Alla fine l’annuncio Ignazio La Russa l’ha fatto nel corso della trasmissione Porta a Porta: nascerà un nuovo soggetto politico, federato al Pdl, che non sarà però un “recinto” destinato solo agli ex An. La voce di un imminente decisione sul nuovo movimento era circolata per tutta la giornata, dopo un faccia a faccia tra lo stesso La Russa e Silvio Berlusconi. Poi l’ufficializzazione di una decisione della quale si parlava da tempo orientata a dar vita a un movimento di destra autonomo dal Pdl: non una scissione, ci tiene a dire l’ex coordinatore del Pdl, visto che l’obiettivo è dare più forza al centrodestra e visto che il nuovo soggetto sarà al fianco del Pdl. Il nome? «Non necessariamente – chiarisce la Russa – sarà centrodestra nazionale». La Russa si rivolge apertamente ai promotori della manifestazione “Primarie per le idee”, di cui sono stati protagonisti domenica Giorgia Meloni e Guido Crosetto. «Ieri (domenica) – dice Ignazio La Russa nel corso di Porta a Porta – c’è stato l’appuntamento di un movimento parallelo degli amici Meloni, Crosetto, Rampelli, Cossiga, un movimento che ha bisogno ancora di qualche ora per poter insieme a noi dare vita ad un movimento autonomo che non sarà composto solo da ex An. Il nome non sarà necessariamente centrodestra nazionale. L’intenzione è quella di dare più forza al centrodestra».
Chiaro dunque lo scopo dell’iniziativa: sottolineare il dissenso rispetto alla proposta avanzata a Monti di federare i moderati. La Russa ha infatti ribadito le sue critiche alla politica di rigore portata avanti dal governo del professore: «Tutti – ha detto – hanno dimenticato le dichiarazioni di Monti quando ottenne la fiducia dai gruppi parlamentari. Se Monti ora vuole continuare con la politica scenda in campo e decida di candidarsi. Oggi i cittadini si trovano con la tassa sulla casa e la 13esima in fumo. Capisco chiedere i sacrifici ai cittadini ma i sacrifici chiesti non sono stati in maniera equa».

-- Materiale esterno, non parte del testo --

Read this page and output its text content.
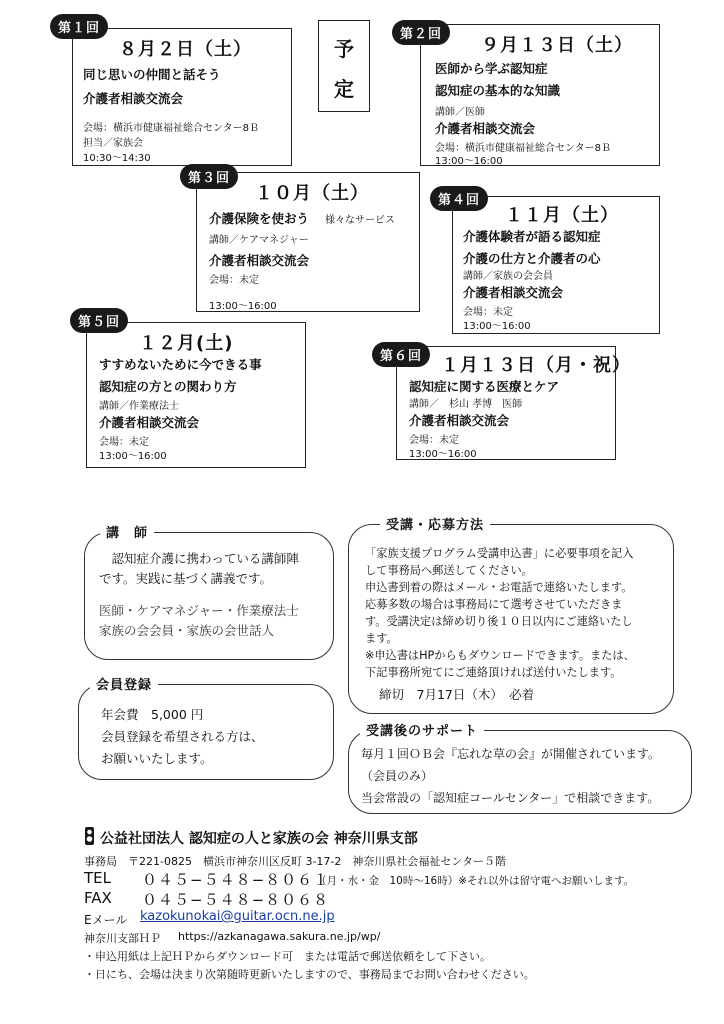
予
定
８月２日（土）
同じ思いの仲間と話そう
介護者相談交流会
会場：横浜市健康福祉総合センター8Ｂ
担当／家族会
10:30〜14:30
第１回
９月１３日（土）
医師から学ぶ認知症
認知症の基本的な知識
講師／医師
介護者相談交流会
会場：横浜市健康福祉総合センター8Ｂ
13:00〜16:00
第２回
１０月（土）
介護保険を使おう 様々なサービス
講師／ケアマネジャー
介護者相談交流会
会場：未定
13:00〜16:00
第３回
１１月（土）
介護体験者が語る認知症
介護の仕方と介護者の心
講師／家族の会会員
介護者相談交流会
会場：未定
13:00〜16:00
第４回
１２月(土)
すすめないために今できる事
認知症の方との関わり方
講師／作業療法士
介護者相談交流会
会場：未定
13:00〜16:00
第５回
１月１３日（月・祝）
認知症に関する医療とケア
講師／　杉山 孝博　医師
介護者相談交流会
会場：未定
13:00〜16:00
第６回
　認知症介護に携わっている講師陣
です。実践に基づく講義です。
医師・ケアマネジャー・作業療法士
家族の会会員・家族の会世話人
講　師
年会費　5,000 円
会員登録を希望される方は、
お願いいたします。
会員登録
「家族支援プログラム受講申込書」に必要事項を記入
して事務局へ郵送してください。
申込書到着の際はメール・お電話で連絡いたします。
応募多数の場合は事務局にて選考させていただきま
す。受講決定は締め切り後１０日以内にご連絡いたし
ます。
※申込書はHPからもダウンロードできます。または、
下記事務所宛てにご連絡頂ければ送付いたします。
締切　7月17日（木）　必着
受講・応募方法
毎月１回ＯＢ会『忘れな草の会』が開催されています。
（会員のみ）
当会常設の「認知症コールセンター」で相談できます。
受講後のサポート
公益社団法人 認知症の人と家族の会 神奈川県支部
事務局　〒221-0825　横浜市神奈川区反町 3-17-2　神奈川県社会福祉センター５階
TEL ０４５−５４８−８０６１
（月・水・金　10時〜16時）※それ以外は留守電へお願いします。
FAX ０４５−５４８−８０６８
Eメール kazokunokai@guitar.ocn.ne.jp
神奈川支部ＨＰ https://azkanagawa.sakura.ne.jp/wp/
・申込用紙は上記ＨＰからダウンロード可　または電話で郵送依頼をして下さい。
・日にち、会場は決まり次第随時更新いたしますので、事務局までお問い合わせください。
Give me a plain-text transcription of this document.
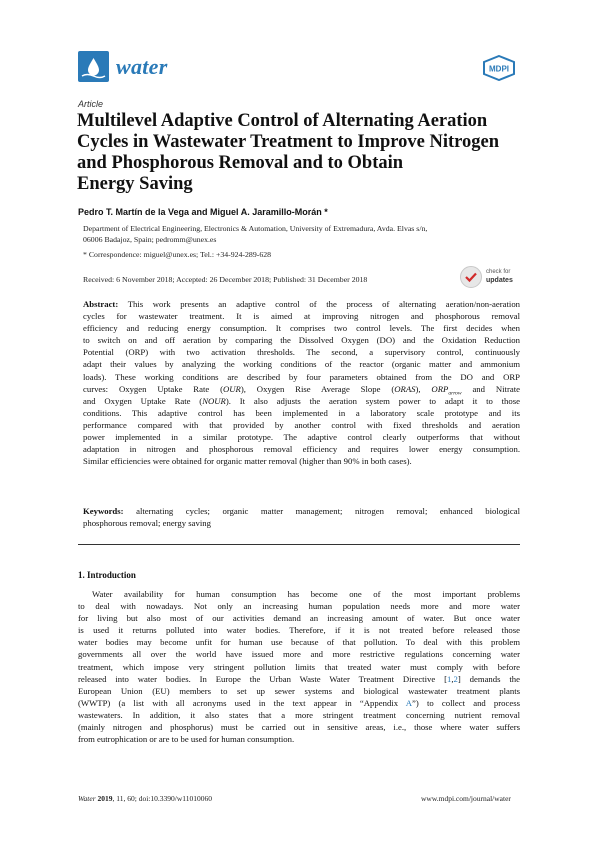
water	MDPI
Article
Multilevel Adaptive Control of Alternating Aeration
Cycles in Wastewater Treatment to Improve Nitrogen
and Phosphorous Removal and to Obtain
Energy Saving
Pedro T. Martín de la Vega and Miguel A. Jaramillo-Morán *
Department of Electrical Engineering, Electronics & Automation, University of Extremadura, Avda. Elvas s/n,
06006 Badajoz, Spain; pedromm@unex.es
* Correspondence: miguel@unex.es; Tel.: +34-924-289-628
Received: 6 November 2018; Accepted: 26 December 2018; Published: 31 December 2018
check for
updates
Abstract: This work presents an adaptive control of the process of alternating aeration/non-aeration
cycles for wastewater treatment. It is aimed at improving nitrogen and phosphorous removal
efficiency and reducing energy consumption. It comprises two control levels. The first decides when
to switch on and off aeration by comparing the Dissolved Oxygen (DO) and the Oxidation Reduction
Potential (ORP) with two activation thresholds. The second, a supervisory control, continuously
adapt their values by analyzing the working conditions of the reactor (organic matter and ammonium
loads). These working conditions are described by four parameters obtained from the DO and ORP
curves: Oxygen Uptake Rate (OUR), Oxygen Rise Average Slope (ORAS), $ORP_{arrow}$ and Nitrate
and Oxygen Uptake Rate (NOUR). It also adjusts the aeration system power to adapt it to those
conditions. This adaptive control has been implemented in a laboratory scale prototype and its
performance compared with that provided by another control with fixed thresholds and aeration
power implemented in a similar prototype. The adaptive control clearly outperforms that without
adaptation in nitrogen and phosphorous removal efficiency and requires lower energy consumption.
Similar efficiencies were obtained for organic matter removal (higher than 90% in both cases).
Keywords: alternating cycles; organic matter management; nitrogen removal; enhanced biological
phosphorous removal; energy saving
1. Introduction
Water availability for human consumption has become one of the most important problems
to deal with nowadays. Not only an increasing human population needs more and more water
for living but also most of our activities demand an increasing amount of water. But once water
is used it returns polluted into water bodies. Therefore, if it is not treated before released those
water bodies may become unfit for human use because of that pollution. To deal with this problem
governments all over the world have issued more and more restrictive regulations concerning water
treatment, which impose very stringent pollution limits that treated water must comply with before
released into water bodies. In Europe the Urban Waste Water Treatment Directive [1,2] demands the
European Union (EU) members to set up sewer systems and biological wastewater treatment plants
(WWTP) (a list with all acronyms used in the text appear in “Appendix A”) to collect and process
wastewaters. In addition, it also states that a more stringent treatment concerning nutrient removal
(mainly nitrogen and phosphorus) must be carried out in sensitive areas, i.e., those where water suffers
from eutrophication or are to be used for human consumption.
Water 2019, 11, 60; doi:10.3390/w11010060	www.mdpi.com/journal/water
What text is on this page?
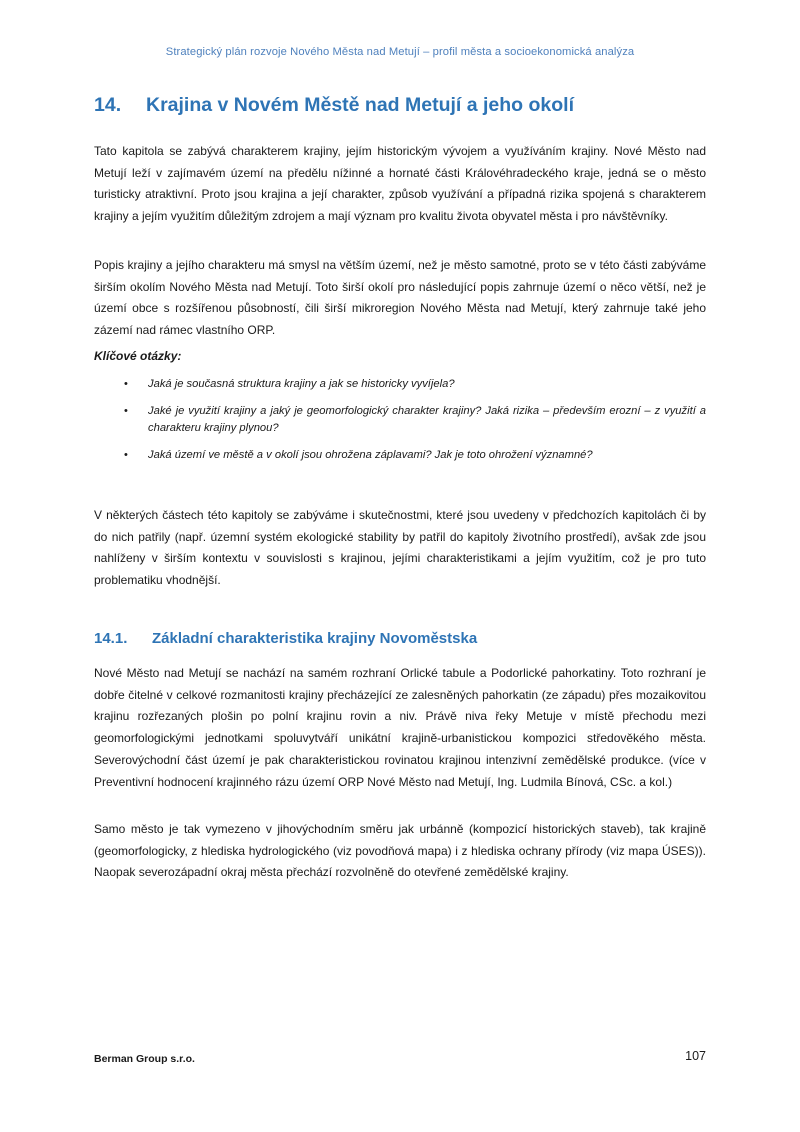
Strategický plán rozvoje Nového Města nad Metují – profil města a socioekonomická analýza
14. Krajina v Novém Městě nad Metují a jeho okolí

Tato kapitola se zabývá charakterem krajiny, jejím historickým vývojem a využíváním krajiny. Nové Město nad Metují leží v zajímavém území na předělu nížinné a hornaté části Královéhradeckého kraje, jedná se o město turisticky atraktivní. Proto jsou krajina a její charakter, způsob využívání a případná rizika spojená s charakterem krajiny a jejím využitím důležitým zdrojem a mají význam pro kvalitu života obyvatel města i pro návštěvníky.

Popis krajiny a jejího charakteru má smysl na větším území, než je město samotné, proto se v této části zabýváme širším okolím Nového Města nad Metují. Toto širší okolí pro následující popis zahrnuje území o něco větší, než je území obce s rozšířenou působností, čili širší mikroregion Nového Města nad Metují, který zahrnuje také jeho zázemí nad rámec vlastního ORP.

Klíčové otázky:

• Jaká je současná struktura krajiny a jak se historicky vyvíjela?
• Jaké je využití krajiny a jaký je geomorfologický charakter krajiny? Jaká rizika – především erozní – z využití a charakteru krajiny plynou?
• Jaká území ve městě a v okolí jsou ohrožena záplavami? Jak je toto ohrožení významné?

V některých částech této kapitoly se zabýváme i skutečnostmi, které jsou uvedeny v předchozích kapitolách či by do nich patřily (např. územní systém ekologické stability by patřil do kapitoly životního prostředí), avšak zde jsou nahlíženy v širším kontextu v souvislosti s krajinou, jejími charakteristikami a jejím využitím, což je pro tuto problematiku vhodnější.

14.1. Základní charakteristika krajiny Novoměstska

Nové Město nad Metují se nachází na samém rozhraní Orlické tabule a Podorlické pahorkatiny. Toto rozhraní je dobře čitelné v celkové rozmanitosti krajiny přecházející ze zalesněných pahorkatin (ze západu) přes mozaikovitou krajinu rozřezaných plošin po polní krajinu rovin a niv. Právě niva řeky Metuje v místě přechodu mezi geomorfologickými jednotkami spoluvytváří unikátní krajině-urbanistickou kompozici středověkého města. Severovýchodní část území je pak charakteristickou rovinatou krajinou intenzivní zemědělské produkce. (více v Preventivní hodnocení krajinného rázu území ORP Nové Město nad Metují, Ing. Ludmila Bínová, CSc. a kol.)

Samo město je tak vymezeno v jihovýchodním směru jak urbánně (kompozicí historických staveb), tak krajině (geomorfologicky, z hlediska hydrologického (viz povodňová mapa) i z hlediska ochrany přírody (viz mapa ÚSES)). Naopak severozápadní okraj města přechází rozvolněně do otevřené zemědělské krajiny.

Berman Group s.r.o.	107
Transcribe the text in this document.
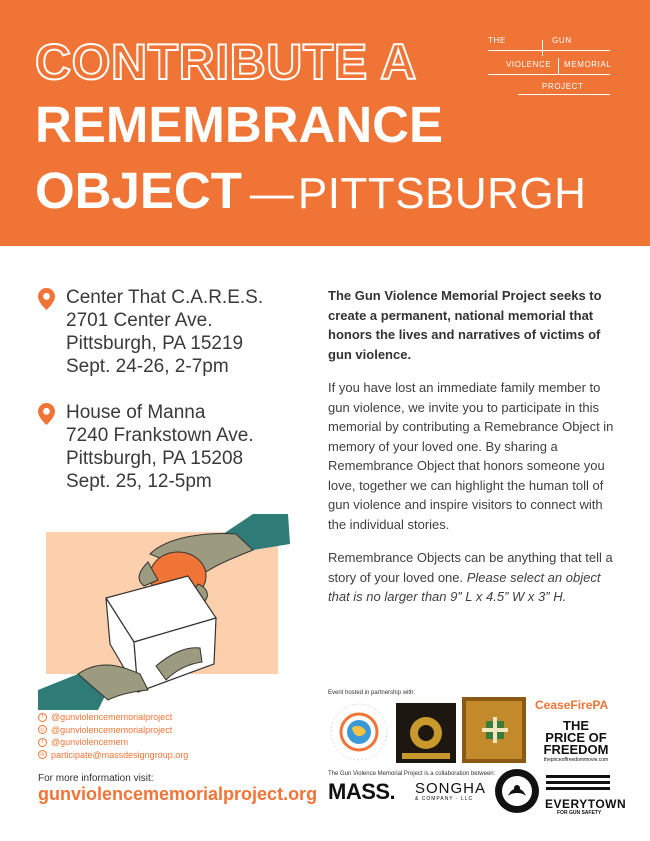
CONTRIBUTE A
REMEMBRANCE
OBJECT —PITTSBURGH
THE	GUN
VIOLENCE MEMORIAL
PROJECT
Center That C.A.R.E.S.
2701 Center Ave.
Pittsburgh, PA 15219
Sept. 24-26, 2-7pm
House of Manna
7240 Frankstown Ave.
Pittsburgh, PA 15208
Sept. 25, 12-5pm

The Gun Violence Memorial Project seeks to create a permanent, national memorial that honors the lives and narratives of victims of gun violence.

If you have lost an immediate family member to gun violence, we invite you to participate in this memorial by contributing a Remebrance Object in memory of your loved one. By sharing a Remembrance Object that honors someone you love, together we can highlight the human toll of gun violence and inspire visitors to connect with the individual stories.

Remembrance Objects can be anything that tell a story of your loved one. Please select an object that is no larger than 9” L x 4.5” W x 3” H.

f @gunviolencememorialproject
◎ @gunviolencememorialproject
t @gunviolencemem
✉ participate@massdesigngroup.org
For more information visit:
gunviolencememorialproject.org
Event hosted in partnership with:
CeaseFirePA
THE
PRICE OF
FREEDOM
thepriceoffreedommovie.com
The Gun Violence Memorial Project is a collaboration between:
MASS. SONGHA
& COMPANY · LLC	EVERYTOWN
FOR GUN SAFETY
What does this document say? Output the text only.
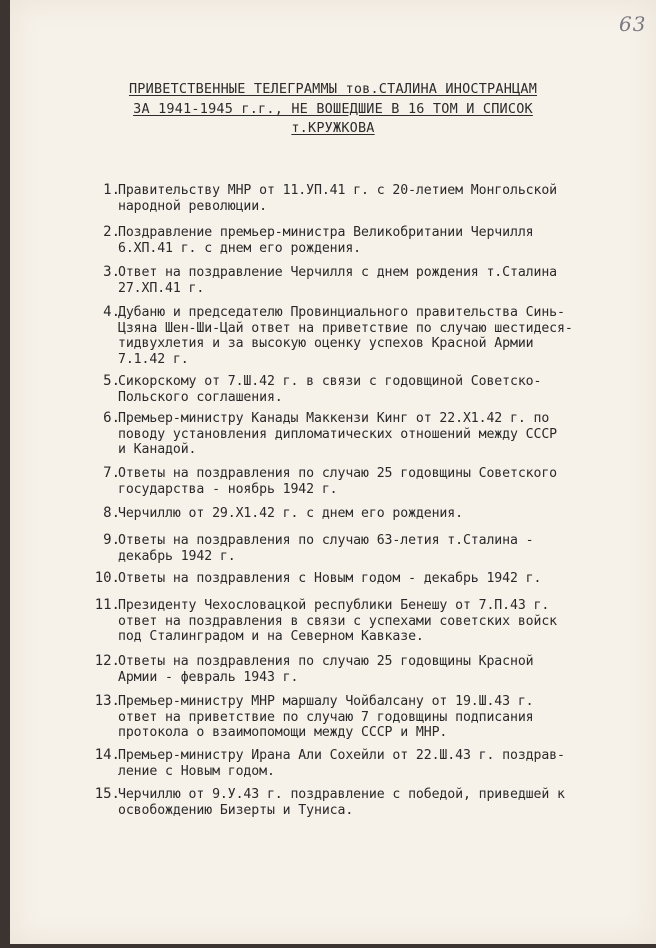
63
ПРИВЕТСТВЕННЫЕ ТЕЛЕГРАММЫ тов.СТАЛИНА ИНОСТРАНЦАМ
ЗА 1941-1945 г.г., НЕ ВОШЕДШИЕ В 16 ТОМ И СПИСОК
т.КРУЖКОВА
1.
Правительству МНР от 11.УП.41 г. с 20-летием Монгольской
народной революции.
2.
Поздравление премьер-министра Великобритании Черчилля
6.ХП.41 г. с днем его рождения.
3.
Ответ на поздравление Черчилля с днем рождения т.Сталина
27.ХП.41 г.
4.
Дубаню и председателю Провинциального правительства Синь-
Цзяна Шен-Ши-Цай ответ на приветствие по случаю шестидеся-
тидвухлетия и за высокую оценку успехов Красной Армии
7.1.42 г.
5.
Сикорскому от 7.Ш.42 г. в связи с годовщиной Советско-
Польского соглашения.
6.
Премьер-министру Канады Маккензи Кинг от 22.Х1.42 г. по
поводу установления дипломатических отношений между СССР
и Канадой.
7.
Ответы на поздравления по случаю 25 годовщины Советского
государства - ноябрь 1942 г.
8.
Черчиллю от 29.Х1.42 г. с днем его рождения.
9.
Ответы на поздравления по случаю 63-летия т.Сталина -
декабрь 1942 г.
10.
Ответы на поздравления с Новым годом - декабрь 1942 г.
11.
Президенту Чехословацкой республики Бенешу от 7.П.43 г.
ответ на поздравления в связи с успехами советских войск
под Сталинградом и на Северном Кавказе.
12.
Ответы на поздравления по случаю 25 годовщины Красной
Армии - февраль 1943 г.
13.
Премьер-министру МНР маршалу Чойбалсану от 19.Ш.43 г.
ответ на приветствие по случаю 7 годовщины подписания
протокола о взаимопомощи между СССР и МНР.
14.
Премьер-министру Ирана Али Сохейли от 22.Ш.43 г. поздрав-
ление с Новым годом.
15.
Черчиллю от 9.У.43 г. поздравление с победой, приведшей к
освобождению Бизерты и Туниса.
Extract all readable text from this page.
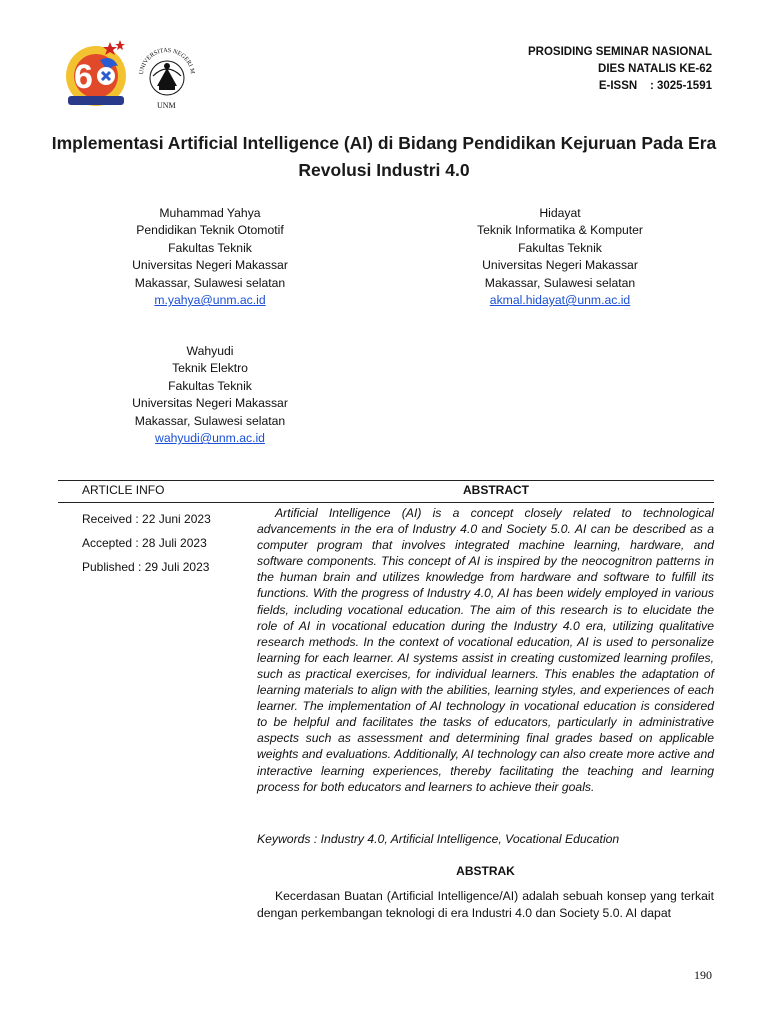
6	UNIVERSITAS NEGERI M
UNM
PROSIDING SEMINAR NASIONAL
DIES NATALIS KE-62
E-ISSN : 3025-1591
Implementasi Artificial Intelligence (AI) di Bidang Pendidikan Kejuruan Pada Era Revolusi Industri 4.0
Muhammad Yahya
Pendidikan Teknik Otomotif
Fakultas Teknik
Universitas Negeri Makassar
Makassar, Sulawesi selatan
m.yahya@unm.ac.id
Hidayat
Teknik Informatika & Komputer
Fakultas Teknik
Universitas Negeri Makassar
Makassar, Sulawesi selatan
akmal.hidayat@unm.ac.id
Wahyudi
Teknik Elektro
Fakultas Teknik
Universitas Negeri Makassar
Makassar, Sulawesi selatan
wahyudi@unm.ac.id
ARTICLE INFO	ABSTRACT
Received : 22 Juni 2023
Accepted : 28 Juli 2023
Published : 29 Juli 2023

Artificial Intelligence (AI) is a concept closely related to technological advancements in the era of Industry 4.0 and Society 5.0. AI can be described as a computer program that involves integrated machine learning, hardware, and software components. This concept of AI is inspired by the neocognitron patterns in the human brain and utilizes knowledge from hardware and software to fulfill its functions. With the progress of Industry 4.0, AI has been widely employed in various fields, including vocational education. The aim of this research is to elucidate the role of AI in vocational education during the Industry 4.0 era, utilizing qualitative research methods. In the context of vocational education, AI is used to personalize learning for each learner. AI systems assist in creating customized learning profiles, such as practical exercises, for individual learners. This enables the adaptation of learning materials to align with the abilities, learning styles, and experiences of each learner. The implementation of AI technology in vocational education is considered to be helpful and facilitates the tasks of educators, particularly in administrative aspects such as assessment and determining final grades based on applicable weights and evaluations. Additionally, AI technology can also create more active and interactive learning experiences, thereby facilitating the teaching and learning process for both educators and learners to achieve their goals.

Keywords : Industry 4.0, Artificial Intelligence, Vocational Education
ABSTRAK

Kecerdasan Buatan (Artificial Intelligence/AI) adalah sebuah konsep yang terkait dengan perkembangan teknologi di era Industri 4.0 dan Society 5.0. AI dapat

190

Nella sua avventura La Russa non sarà seguito da Maurizio Gasparri, che resta nel Pdl: si rompe così un lunghissimo sodalizio tra i due che in Alleanza nazionale diedero vita alla componente Destra protagonista e che fin dai tempi del Msi hanno condiviso un percorso comune. «Nessuno – ha più volte detto la Russa – riuscirà a farmi litigare con Gasparri», e questo per spiegare che, anche se su posizioni diverse, l’amicizia resta salda. Il capogruppo del Pdl al Senato ha detto che non lascerà il Pdl, che rappresenta – ha detto – «l’approdo della destra italiana», un «cammino che intendo continuare a percorrere, per coerenza con quanto ho fatto con profonda convinzione». «Ho sempre sostenuto le ragioni dell’unità del centrodestra e ho partecipato con convinzione e con ruolo attivo alla fondazione del Popolo della libertà – ha sottolineato Gasparri – una scelta che ho considerato strategica e non certo transitoria. Una scelta basata su contenuti, volta ad aggregare una vasta realtà alternativa alla sinistra, ancorata alla carta dei valori del Ppe, rispettosa della storia e dei percorsi di tutti coloro che l’hanno condivisa, ma orientata ad un nuovo progetto politico». «In questi anni – continua Gasparri – anche nei ruoli politici e parlamentari che ho svolto, ho agito per l’unità e la coesione del Pdl che continuo ad auspicare fortemente, cercando su ogni tema la sintesi e le risposte vere a problemi reali. Il Pdl rappresenta l’approdo del cammino compiuto dalla destra politica italiana, per contribuire a fare della nostra una Nazione moderna. Sono rispettoso del dibattito in corso e delle importanti e difficili scelte che ciascuno deve compiere. Lavorare nel cantiere di un fronte di centrodestra, che veda nel Pdl una forza indispensabile per qualsiasi proposta politica che non intenda far prevalere la sinistra, è la mia scelta. Mi auguro che ci sia tempo e modo per far vincere l’unità del Pdl».